Em Acórdão (ID 25306449), decidiu a 1ª Câmara Especializada Cível deste Egrégio Tribunal em negar provimento ao apelo recursal, mantando a sentença vergastada.

A parte apelante interpôs embargos de declaração (ID 26120408) incidência de omissão quanto ao reconhecimento da dívida e aplicação análoga do Tema 1109 do STJ, requerendo aplicação dos efeitos modificativos no acórdão debatido.

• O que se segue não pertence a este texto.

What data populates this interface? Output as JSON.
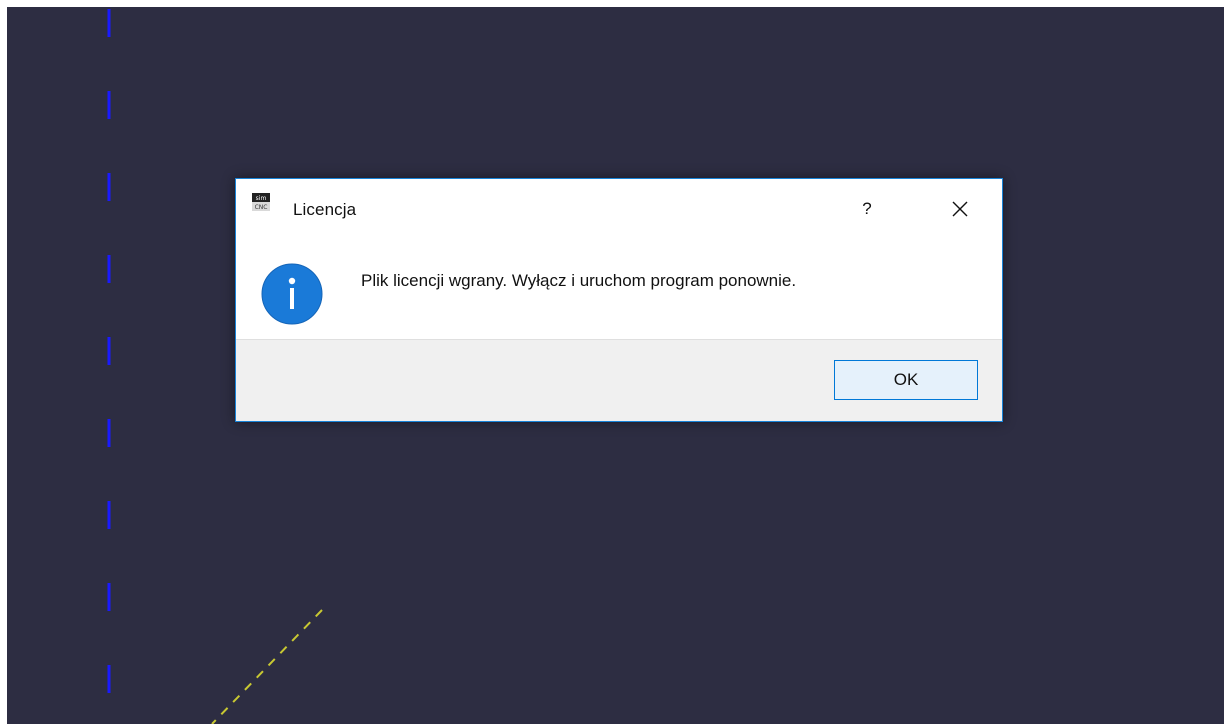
{
  "dialog": {
    "title": "Licencja",
    "help_label": "?",
    "message": "Plik licencji wgrany. Wyłącz i uruchom program ponownie.",
    "ok_label": "OK"
  },
  "app_icon": {
    "top_text": "sim",
    "bottom_text": "CNC"
  },
  "colors": {
    "canvas_background": "#2d2d42",
    "axis_line": "#1a1aff",
    "path_line": "#c8c832",
    "dialog_border": "#1883d7",
    "info_icon": "#1a7ad8",
    "ok_button_border": "#0078d7"
  }
}
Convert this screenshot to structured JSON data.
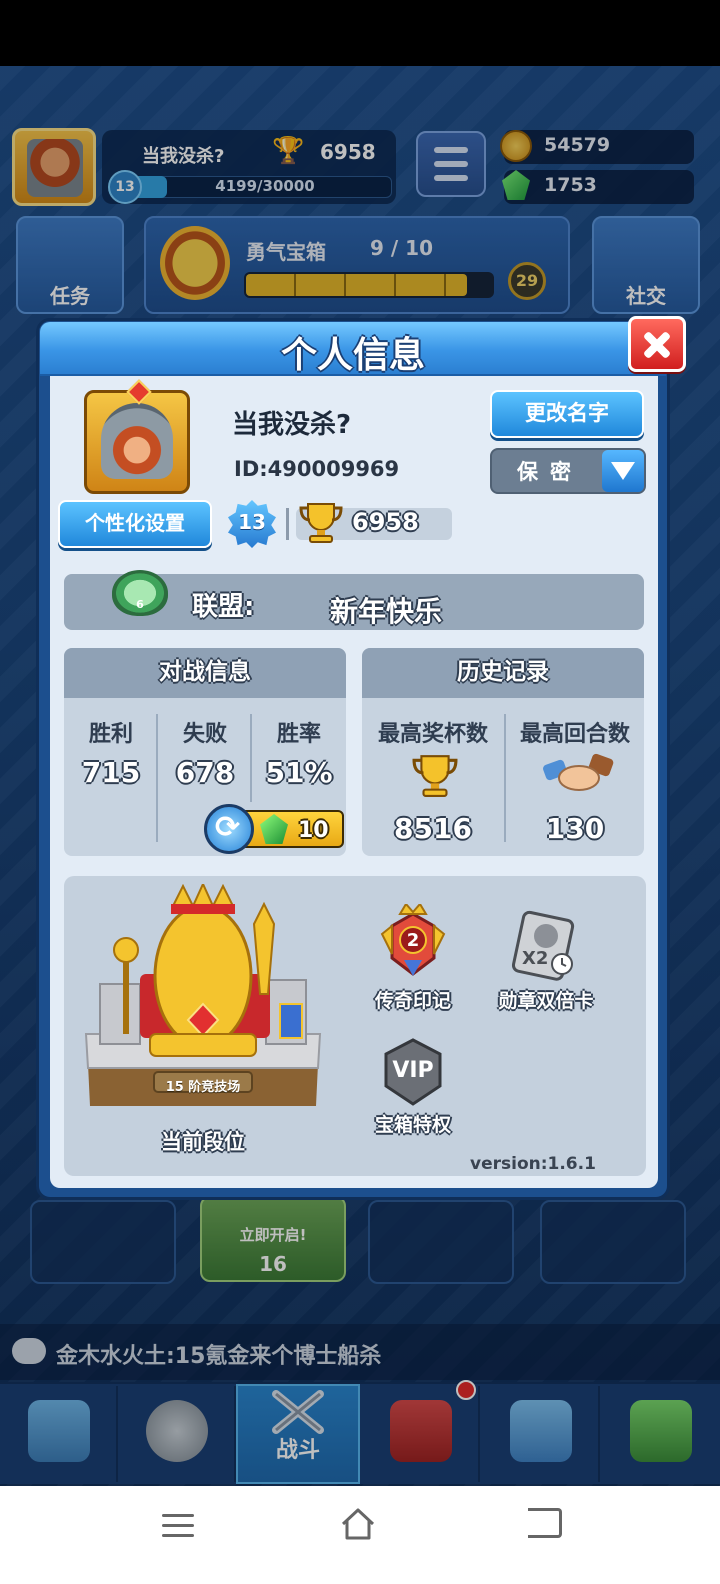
{
  "hud": {
    "player_name": "当我没杀?",
    "trophies": "6958",
    "level": "13",
    "xp": "4199/30000",
    "xp_progress": 0.14,
    "coins": "54579",
    "gems": "1753",
    "task_label": "任务",
    "social_label": "社交",
    "chest_name": "勇气宝箱",
    "chest_count": "9 / 10",
    "chest_progress": 0.9,
    "chest_timer": "29"
  },
  "slots": {
    "open_label": "立即开启!",
    "open_cost": "16"
  },
  "chat": {
    "message": "金木水火土:15氪金来个博士船杀"
  },
  "tabs": {
    "battle_label": "战斗"
  },
  "dialog": {
    "title": "个人信息",
    "name": "当我没杀?",
    "id": "ID:490009969",
    "rename_label": "更改名字",
    "privacy_label": "保密",
    "customize_label": "个性化设置",
    "level": "13",
    "trophies": "6958",
    "alliance_label": "联盟:",
    "alliance_name": "新年快乐",
    "alliance_badge_num": "6",
    "battle_info": {
      "title": "对战信息",
      "columns": [
        {
          "label": "胜利",
          "value": "715"
        },
        {
          "label": "失败",
          "value": "678"
        },
        {
          "label": "胜率",
          "value": "51%"
        }
      ],
      "refresh_cost": "10"
    },
    "history": {
      "title": "历史记录",
      "columns": [
        {
          "label": "最高奖杯数",
          "value": "8516"
        },
        {
          "label": "最高回合数",
          "value": "130"
        }
      ]
    },
    "rank": {
      "label": "当前段位",
      "banner": "15 阶竞技场"
    },
    "badges": [
      {
        "label": "传奇印记",
        "num": "2"
      },
      {
        "label": "勋章双倍卡",
        "mark": "X2"
      },
      {
        "label": "宝箱特权",
        "mark": "VIP"
      }
    ],
    "version": "version:1.6.1"
  },
  "colors": {
    "accent_blue": "#2088db",
    "close_red": "#d11f1f",
    "panel_bg": "#e3ecf6",
    "gold": "#f3c12d"
  }
}
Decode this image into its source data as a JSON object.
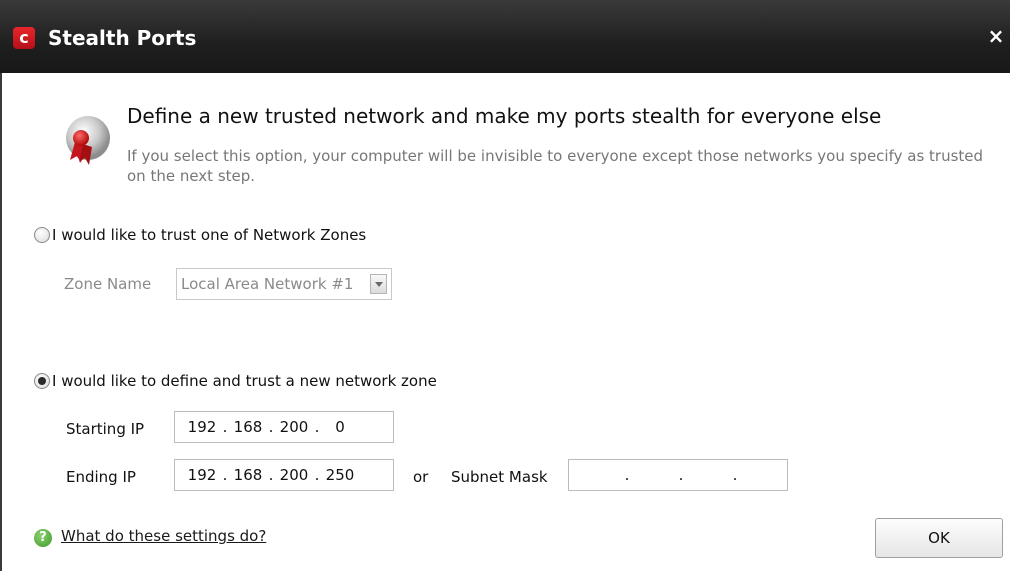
{
  "window": {
    "title": "Stealth Ports",
    "logo_glyph": "c",
    "close_glyph": "×",
    "accent_color": "#e8262b"
  },
  "header": {
    "title": "Define a new trusted network and make my ports stealth for everyone else",
    "description": "If you select this option, your computer will be invisible to everyone except those networks you specify as trusted on the next step.",
    "icon": "badge-icon"
  },
  "option_zones": {
    "label": "I would like to trust one of Network Zones",
    "checked": false,
    "zone_name_label": "Zone Name",
    "zone_name_value": "Local Area Network #1"
  },
  "option_new": {
    "label": "I would like to define and trust a new network zone",
    "checked": true,
    "starting_ip_label": "Starting IP",
    "starting_ip": [
      "192",
      "168",
      "200",
      "0"
    ],
    "ending_ip_label": "Ending IP",
    "ending_ip": [
      "192",
      "168",
      "200",
      "250"
    ],
    "or_label": "or",
    "subnet_mask_label": "Subnet Mask",
    "subnet_mask": [
      "",
      "",
      "",
      ""
    ]
  },
  "footer": {
    "help_icon": "question-icon",
    "help_glyph": "?",
    "help_link": "What do these settings do?",
    "ok_label": "OK"
  }
}
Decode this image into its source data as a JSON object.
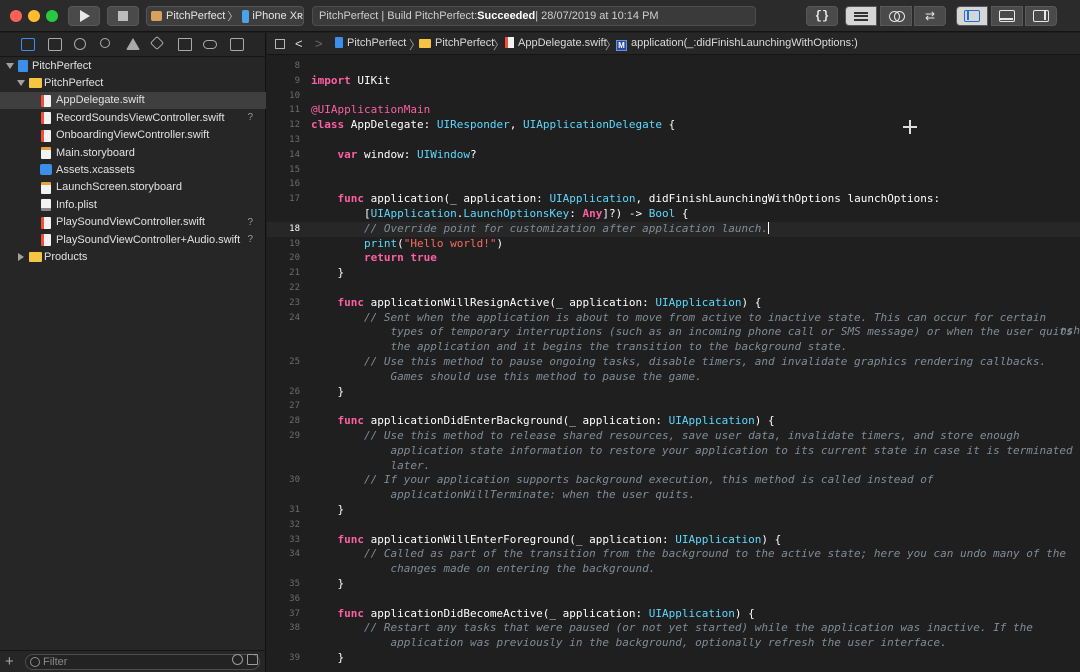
{
  "toolbar": {
    "scheme_project": "PitchPerfect",
    "scheme_device": "iPhone Xʀ",
    "activity_prefix": "PitchPerfect | Build PitchPerfect: ",
    "activity_status": "Succeeded",
    "activity_time": " | 28/07/2019 at 10:14 PM",
    "library_label": "{}",
    "version_label": "⇄"
  },
  "navigator": {
    "tree": [
      {
        "label": "PitchPerfect"
      },
      {
        "label": "PitchPerfect"
      },
      {
        "label": "AppDelegate.swift"
      },
      {
        "label": "RecordSoundsViewController.swift",
        "status": "?"
      },
      {
        "label": "OnboardingViewController.swift"
      },
      {
        "label": "Main.storyboard"
      },
      {
        "label": "Assets.xcassets"
      },
      {
        "label": "LaunchScreen.storyboard"
      },
      {
        "label": "Info.plist"
      },
      {
        "label": "PlaySoundViewController.swift",
        "status": "?"
      },
      {
        "label": "PlaySoundViewController+Audio.swift",
        "status": "?"
      },
      {
        "label": "Products"
      }
    ],
    "filter_placeholder": "Filter",
    "add_label": "+"
  },
  "jumpbar": {
    "crumbs": [
      "PitchPerfect",
      "PitchPerfect",
      "AppDelegate.swift",
      "application(_:didFinishLaunchingWithOptions:)"
    ],
    "method_badge": "M",
    "back": "<",
    "forward": ">",
    "separator": "〉"
  },
  "editor": {
    "line_numbers": [
      "8",
      "9",
      "10",
      "11",
      "12",
      "13",
      "14",
      "15",
      "16",
      "17",
      "",
      "18",
      "19",
      "20",
      "21",
      "22",
      "23",
      "24",
      "",
      "",
      "25",
      "",
      "26",
      "27",
      "28",
      "29",
      "",
      "",
      "30",
      "",
      "31",
      "32",
      "33",
      "34",
      "",
      "35",
      "36",
      "37",
      "38",
      "",
      "39"
    ],
    "current_line": "18",
    "edge_text": "nsh"
  }
}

A parte embargada apresentou contrarrazões ao recurso junto ao ID 29076632.

É o relatório.

 


VOTO DO RELATOR 

I – DO JUÍZO DE ADMISSIBILIDADE

Em juízo de admissibilidade, conheço dos embargos de declaração, por atenderem aos requisitos legais de sua admissibilidade, nos termos do art. 1.022 e seguintes, do CPC.

Passo ao seu exame.

 

II – DOS FUNDAMENTOS

O manejo dos embargos de declaração é admissível nos casos de obscuridade, contradição, omissão e erro material, a teor do art. 1.022, do CPC, vejamos: 

Art. 1.022. Cabem embargos de declaração contra qualquer decisão judicial para:

I - esclarecer obscuridade ou eliminar contradição;

II - suprir omissão de ponto ou questão sobre o qual devia se pronunciar o juiz de ofício ou a requerimento;

III - corrigir erro material.

Parágrafo único. Considera-se omissa a decisão que:

I - deixe de se manifestar sobre tese firmada em julgamento de casos repetitivos ou em incidente de assunção de competência aplicável ao caso sob julgamento;

II - incorra em qualquer das condutas descritas no art. 489, § 1º.

 

O recorrente sustenta que a decisão objurgada apresenta omissão quanto ao reconhecimento da dívida e aplicação análoga do Tema 1109 do STJ, requerendo aplicação dos efeitos modificativos no acórdão debatido.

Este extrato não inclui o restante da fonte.